After years of deliberating my motivations for running a marathon, I have finally decided to give it a go. That’s right, on May 1, 2011 – at 6:30 a.m., to be precise – I will join several thousand runners at the starting line of the Cincinnati Flying Pig Marathon. Runners World recently rated this marathon on its top ten list of great marathons for first timers (See January 2011, A 1st to Remember). This recommendation, coupled with my desire to try regional variations on the humble hot dog, will lead me to Cincinnati for my first marathon!

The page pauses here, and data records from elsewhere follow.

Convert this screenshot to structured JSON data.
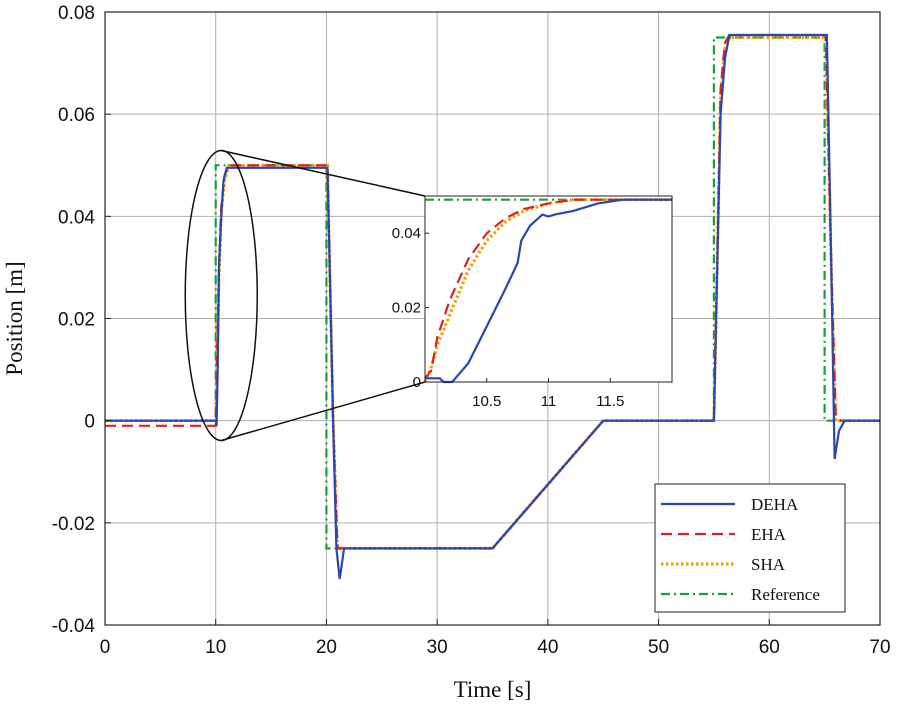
{
  "colors": {
    "DEHA": "#2a46b0",
    "EHA": "#e02020",
    "SHA": "#f5a000",
    "Reference": "#17a03a",
    "grid": "#b0b0b0",
    "axis": "#222222"
  },
  "chart_data": {
    "type": "line",
    "xlabel": "Time [s]",
    "ylabel": "Position [m]",
    "xlim": [
      0,
      70
    ],
    "ylim": [
      -0.04,
      0.08
    ],
    "xticks": [
      0,
      10,
      20,
      30,
      40,
      50,
      60,
      70
    ],
    "yticks": [
      -0.04,
      -0.02,
      0,
      0.02,
      0.04,
      0.06,
      0.08
    ],
    "xtick_labels": [
      "0",
      "10",
      "20",
      "30",
      "40",
      "50",
      "60",
      "70"
    ],
    "ytick_labels": [
      "-0.04",
      "-0.02",
      "0",
      "0.02",
      "0.04",
      "0.06",
      "0.08"
    ],
    "grid": true,
    "legend": {
      "placement": "bottom-right",
      "entries": [
        "DEHA",
        "EHA",
        "SHA",
        "Reference"
      ]
    },
    "series": [
      {
        "name": "DEHA",
        "style": "solid",
        "x": [
          0,
          10.0,
          10.08,
          10.18,
          10.3,
          10.5,
          10.7,
          10.8,
          11,
          20.1,
          20.6,
          20.9,
          21.2,
          21.6,
          35,
          45,
          55,
          55.2,
          55.6,
          56,
          56.4,
          65.2,
          65.6,
          65.9,
          66.3,
          66.8,
          70
        ],
        "y": [
          0,
          0,
          -0.001,
          0.01,
          0.03,
          0.04,
          0.047,
          0.048,
          0.0495,
          0.0495,
          0.0,
          -0.025,
          -0.031,
          -0.025,
          -0.025,
          0,
          0,
          0.02,
          0.06,
          0.071,
          0.0755,
          0.0755,
          0.03,
          -0.0075,
          -0.002,
          0,
          0
        ]
      },
      {
        "name": "EHA",
        "style": "dashed",
        "x": [
          0,
          10.0,
          10.1,
          10.3,
          10.5,
          10.8,
          11.2,
          20.1,
          20.6,
          21.0,
          35,
          45,
          55,
          55.2,
          55.6,
          56,
          56.4,
          65.1,
          65.6,
          66.0,
          66.5,
          70
        ],
        "y": [
          -0.001,
          -0.001,
          0.01,
          0.03,
          0.042,
          0.048,
          0.05,
          0.05,
          0.0,
          -0.025,
          -0.025,
          0,
          0,
          0.02,
          0.065,
          0.074,
          0.0755,
          0.0755,
          0.03,
          0.001,
          0,
          0
        ]
      },
      {
        "name": "SHA",
        "style": "dotted",
        "x": [
          0,
          10.0,
          10.1,
          10.3,
          10.5,
          10.8,
          11.2,
          20.1,
          20.6,
          21.0,
          35,
          45,
          55,
          55.2,
          55.6,
          56,
          56.4,
          65.1,
          65.6,
          66.0,
          66.5,
          70
        ],
        "y": [
          0,
          0,
          0.008,
          0.028,
          0.041,
          0.047,
          0.05,
          0.05,
          0.0,
          -0.025,
          -0.025,
          0,
          0,
          0.02,
          0.064,
          0.073,
          0.075,
          0.075,
          0.03,
          0.0,
          0,
          0
        ]
      },
      {
        "name": "Reference",
        "style": "dashdot",
        "x": [
          0,
          10,
          10,
          20,
          20,
          35,
          45,
          55,
          55,
          65,
          65,
          70
        ],
        "y": [
          0,
          0,
          0.05,
          0.05,
          -0.025,
          -0.025,
          0,
          0,
          0.075,
          0.075,
          0,
          0
        ]
      }
    ],
    "inset": {
      "xlim": [
        10.0,
        12.0
      ],
      "ylim": [
        0,
        0.05
      ],
      "xticks": [
        10.5,
        11,
        11.5
      ],
      "xtick_labels": [
        "10.5",
        "11",
        "11.5"
      ],
      "yticks": [
        0,
        0.02,
        0.04
      ],
      "ytick_labels": [
        "0",
        "0.02",
        "0.04"
      ],
      "series": [
        {
          "name": "DEHA",
          "x": [
            10.0,
            10.12,
            10.15,
            10.22,
            10.35,
            10.5,
            10.65,
            10.75,
            10.78,
            10.85,
            10.95,
            11.0,
            11.05,
            11.2,
            11.4,
            11.6,
            12.0
          ],
          "y": [
            0.001,
            0.001,
            0,
            0,
            0.005,
            0.015,
            0.025,
            0.032,
            0.038,
            0.042,
            0.045,
            0.0445,
            0.045,
            0.046,
            0.048,
            0.049,
            0.049
          ]
        },
        {
          "name": "EHA",
          "x": [
            10.0,
            10.05,
            10.1,
            10.2,
            10.35,
            10.5,
            10.65,
            10.8,
            11.0,
            11.2,
            11.4,
            12.0
          ],
          "y": [
            0.001,
            0.003,
            0.012,
            0.022,
            0.033,
            0.04,
            0.044,
            0.0465,
            0.048,
            0.049,
            0.049,
            0.049
          ]
        },
        {
          "name": "SHA",
          "x": [
            10.0,
            10.05,
            10.1,
            10.2,
            10.35,
            10.5,
            10.65,
            10.8,
            11.0,
            11.2,
            11.4,
            12.0
          ],
          "y": [
            0.0,
            0.004,
            0.01,
            0.018,
            0.03,
            0.038,
            0.043,
            0.046,
            0.048,
            0.049,
            0.049,
            0.049
          ]
        },
        {
          "name": "Reference",
          "x": [
            10.0,
            12.0
          ],
          "y": [
            0.049,
            0.049
          ]
        }
      ]
    }
  }
}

I picked up running at a transformational point in my life. I had left my profession as a photojournalist and was trying to find clarity by returning to school for an additional degree. This was the time when I met my future wife, Dharma, and it was also a point when I decided to make major changes to my lifestyle and physical well-being. In hindsight, I know that I made many good decisions during this time of confusion!

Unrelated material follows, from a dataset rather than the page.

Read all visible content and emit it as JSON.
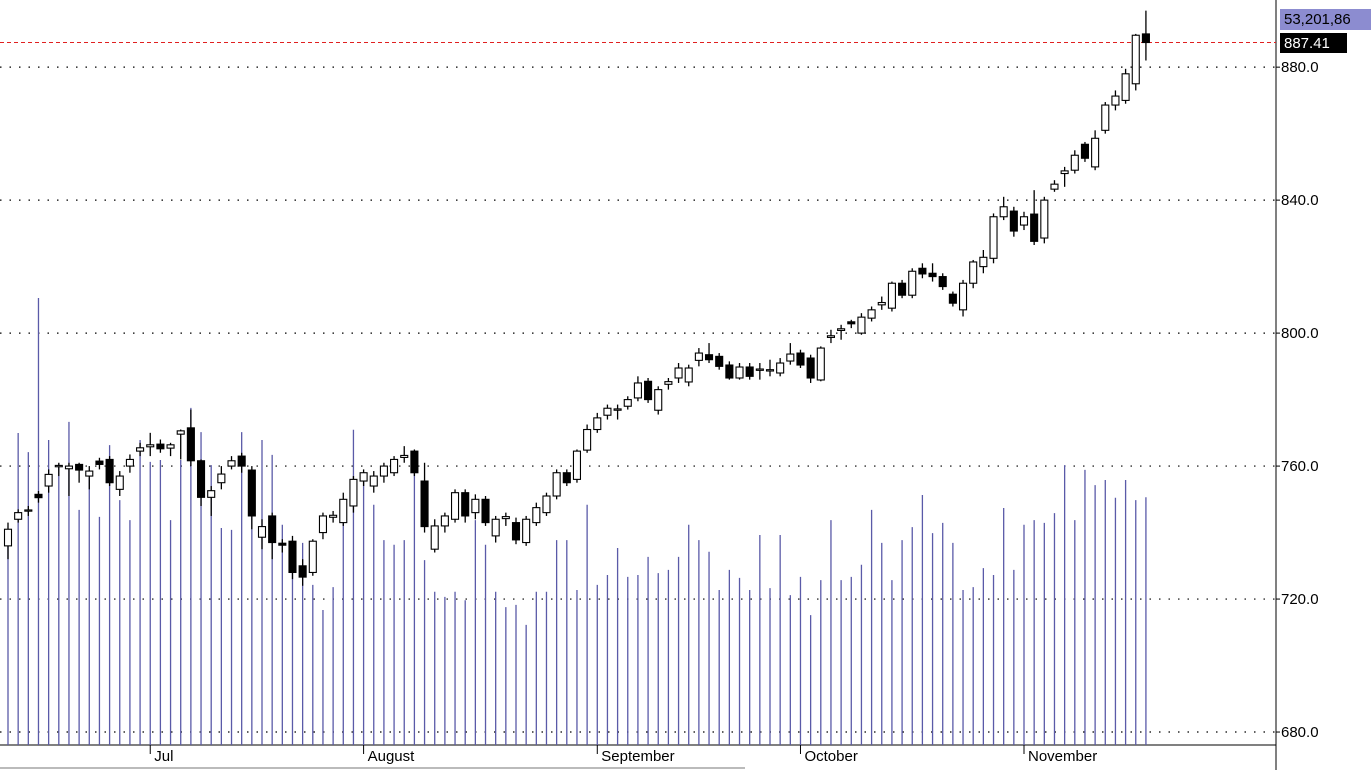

Although I have now been running for over 8 years, there have been varying levels of my commitment to the sport. Usually, I am most committed when I have a specific goal in mind, such as a race or a set number of miles that I wish to achieve over a time period. My last distance “race” was in 2008, which is when I completed my second half-marathon.

This past autumn I created a new list of personal and professional goals. Running a marathon ranked near the top of my priorities. Having just completed my first century on a bicycle, I decided that a marathon in spring 2011 would help to keep up my endurance built from my training on the bike. The weather and lack of sunlight will certainly be a motivational obstacle over the coming months. However, I just successfully completed my pre-training, so I am optimistic about moving forward at this time.

Today marks the beginning of my eighteen-week training program, which was designed by running extraordinaire Hal Higdon. I found success using Higdon’s plans for both of the half-marathons I ran in the past, which is why I have chosen to use another of his plans for achieving this goal. Additionally, I am currently reading his book Marathon: The Ultimate Training Guide.

I will be writing throughout the course of my training as a means to reflect and share my experiences with this milestone. I invite you to read along and to share your thoughts. And, if you find yourself in Cincinnati on May 1, come find me and we can share a Cincinnati Cheese Coney after the run!

Higdon’s Ten Truths of Marathon Success:

  • Truth Number 1: Progressively longer runs will get you to the finish line.
  • Truth Number 2: Scheduling rest days is the key to staying healthy.
  • Truth Number 3: Taking one step back allows you to take two steps forward.
  • Truth Number 4: Speed training can be a double-edged sword.
  • Truth Number 5: Learning pace and learning to race are the two most critical skills.
  • Truth Number 6: Consistency rather than spectacular workouts is what counts in the long run.
  • Truth Number 7: Nutrition is an oft-overlooked factor in marathon success.
  • Truth Number 8: Practice everything connected with the marathon, not just the running of it.
  • Truth Number 9: Reducing training several weeks before the marathon is essential.
  • Truth Number 10: You’ll go only as far as your motivation will carry you.